Di teste umane gettate o piazzate in posti insoliti il nonno ne aveva viste, anche se effettivamente mai su un palo. Eppure mai gli sarebbe venuto in mente di proporlo come argomento di conversazione. Non vedendo gli occhi di mia nonna, non poteva trarre conclusioni affidabili sullo spirito con cui aveva pronunciato quella frase. Solo molto tempo dopo si rese conto che, con quel bizzarro atteggiamento, era riuscita a liquidare in un sol colpo tutto il problema dei convenevoli fra estranei.

«Ho sbagliato» disse la nonna. «Vedo che si è offeso.»

«È la mia faccia normale» rispose il nonno. «Ce l’avrebbe anche lei, se le piazzassero la testa su un palo.»

«Muro.» La parola le uscì di colpo, seguita da una sorprendente risata che aveva un che di asinino. Nonna si portò di scatto una mano alla bocca. «Mi scusi tanto. Volevo dire muro, non palo.»

«Questo cambia tutto» disse il nonno. Il suo approccio all’arte del flirt si basava sull’assoluta impassibilità.

«Un attimo» continuò lei, reprimendo un’altra risata asinina. «Ha mai visto una, come si dice, cat-te-dra-le?»

Con tre ampi movimenti delle braccia candide, mia nonna disegnò i muri, i pilastri e le guglie di una cattedrale. Li tratteggiò con un’economia di gesti quanto più vicina a ciò che poeti e telecronisti amavano definire «grazia» di qualsiasi cosa il nonno avesse visto. Nel saliscendi delle mani, la brace della sigaretta lasciava scie di tabacco incandescente, scintille arancioni che si riflettevano nelle lenti degli occhiali. Concluse disegnando un rosone, un cerchio tracciato con le dita sul petto, dove l’attenzione del nonno si era già posata. All’epoca i reggiseni erano strutture architettoniche; il petto di lei, così svettante, ampio e refrattario alla gravità, aveva un che di simile a una cattedrale, e lo commosse. Poi nonno vide che la ragazza, in cinque cifre grigio metallo sull’interno del braccio, portava incisa la storia recente della sua vita, della sua famiglia e del mondo. Ne lesse il breve contenuto e provò vergogna.

«Sì» disse. «Ne ho viste, di cattedrali.»

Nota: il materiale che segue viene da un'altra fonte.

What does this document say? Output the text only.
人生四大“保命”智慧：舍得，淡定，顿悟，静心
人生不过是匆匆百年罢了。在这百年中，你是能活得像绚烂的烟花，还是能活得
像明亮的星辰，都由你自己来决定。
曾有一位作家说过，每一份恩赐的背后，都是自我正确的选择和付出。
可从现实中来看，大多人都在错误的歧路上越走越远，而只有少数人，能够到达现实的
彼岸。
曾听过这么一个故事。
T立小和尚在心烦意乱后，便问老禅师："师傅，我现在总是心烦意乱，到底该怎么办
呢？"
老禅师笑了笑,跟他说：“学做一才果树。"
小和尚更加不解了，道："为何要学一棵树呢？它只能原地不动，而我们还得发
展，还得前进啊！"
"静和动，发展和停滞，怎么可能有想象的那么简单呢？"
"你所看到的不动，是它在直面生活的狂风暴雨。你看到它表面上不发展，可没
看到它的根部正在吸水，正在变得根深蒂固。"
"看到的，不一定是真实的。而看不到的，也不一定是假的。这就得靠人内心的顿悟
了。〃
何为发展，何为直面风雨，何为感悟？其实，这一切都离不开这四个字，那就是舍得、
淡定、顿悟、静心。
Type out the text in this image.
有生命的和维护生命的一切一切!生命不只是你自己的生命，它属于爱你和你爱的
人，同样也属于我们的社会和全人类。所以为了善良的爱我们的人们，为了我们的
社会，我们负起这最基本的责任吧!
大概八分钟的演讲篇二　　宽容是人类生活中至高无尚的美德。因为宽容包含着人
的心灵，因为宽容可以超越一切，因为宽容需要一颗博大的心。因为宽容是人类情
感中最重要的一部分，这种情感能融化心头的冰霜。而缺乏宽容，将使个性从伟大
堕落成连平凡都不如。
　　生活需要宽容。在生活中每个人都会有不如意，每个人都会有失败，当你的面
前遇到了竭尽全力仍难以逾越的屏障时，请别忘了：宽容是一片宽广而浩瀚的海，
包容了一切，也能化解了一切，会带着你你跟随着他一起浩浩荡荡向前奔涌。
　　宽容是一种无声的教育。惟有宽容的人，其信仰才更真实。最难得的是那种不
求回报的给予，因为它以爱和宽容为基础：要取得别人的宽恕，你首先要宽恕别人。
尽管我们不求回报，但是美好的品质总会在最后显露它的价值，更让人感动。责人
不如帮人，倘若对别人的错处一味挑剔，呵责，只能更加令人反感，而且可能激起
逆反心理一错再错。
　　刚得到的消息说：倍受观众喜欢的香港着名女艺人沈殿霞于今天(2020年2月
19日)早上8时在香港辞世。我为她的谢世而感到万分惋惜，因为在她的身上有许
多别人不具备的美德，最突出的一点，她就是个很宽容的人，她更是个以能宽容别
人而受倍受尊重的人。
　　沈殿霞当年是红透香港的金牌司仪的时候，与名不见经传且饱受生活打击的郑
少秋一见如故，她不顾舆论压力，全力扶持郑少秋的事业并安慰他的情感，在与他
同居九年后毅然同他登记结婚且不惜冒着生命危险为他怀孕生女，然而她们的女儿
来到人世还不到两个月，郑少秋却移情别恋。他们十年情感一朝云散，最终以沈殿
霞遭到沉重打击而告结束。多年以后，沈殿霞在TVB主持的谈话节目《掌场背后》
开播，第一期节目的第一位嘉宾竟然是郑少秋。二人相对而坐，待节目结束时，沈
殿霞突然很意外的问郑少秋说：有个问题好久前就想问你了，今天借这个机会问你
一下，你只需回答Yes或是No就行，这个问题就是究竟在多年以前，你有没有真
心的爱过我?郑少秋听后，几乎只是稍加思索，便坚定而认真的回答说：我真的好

«Sui muri» proseguì lei. «I muri antichi.» Mise l’accento sull’ultima i. «Ci sono delle facce di pietra. Ecco, lei ha una faccia così.»

«Ah» disse il nonno. «Quindi sembro un gargoyle.»

«Sì! Cioè no! Non un…» e le venne la parola francese per gargoyle, che a distanza di quarantadue anni il nonno non ricordava più. «Quelli servono a raccogliere la pioggia, e sono degli animali, dei mostri, sono brutti. Lei non ha una faccia così.»

Era una bugia, almeno in parte. Più avanti, a uno dei suoi psichiatri, la nonna confessò che effettivamente lo trovava brutto, ma di una bruttezza attraente, perfino eccitante. La prima volta che lo vide, mentre sulla soglia della sinagoga meditava di andarsene prima ancora di essere arrivato, le era sembrato avere una faccia americana, un corpo americano. Due spalle come una Buick, una mascella da bulldozer. Solo se gli guardavi gli occhi dovevi concludere, come aveva fatto lei, che in realtà era molto bello.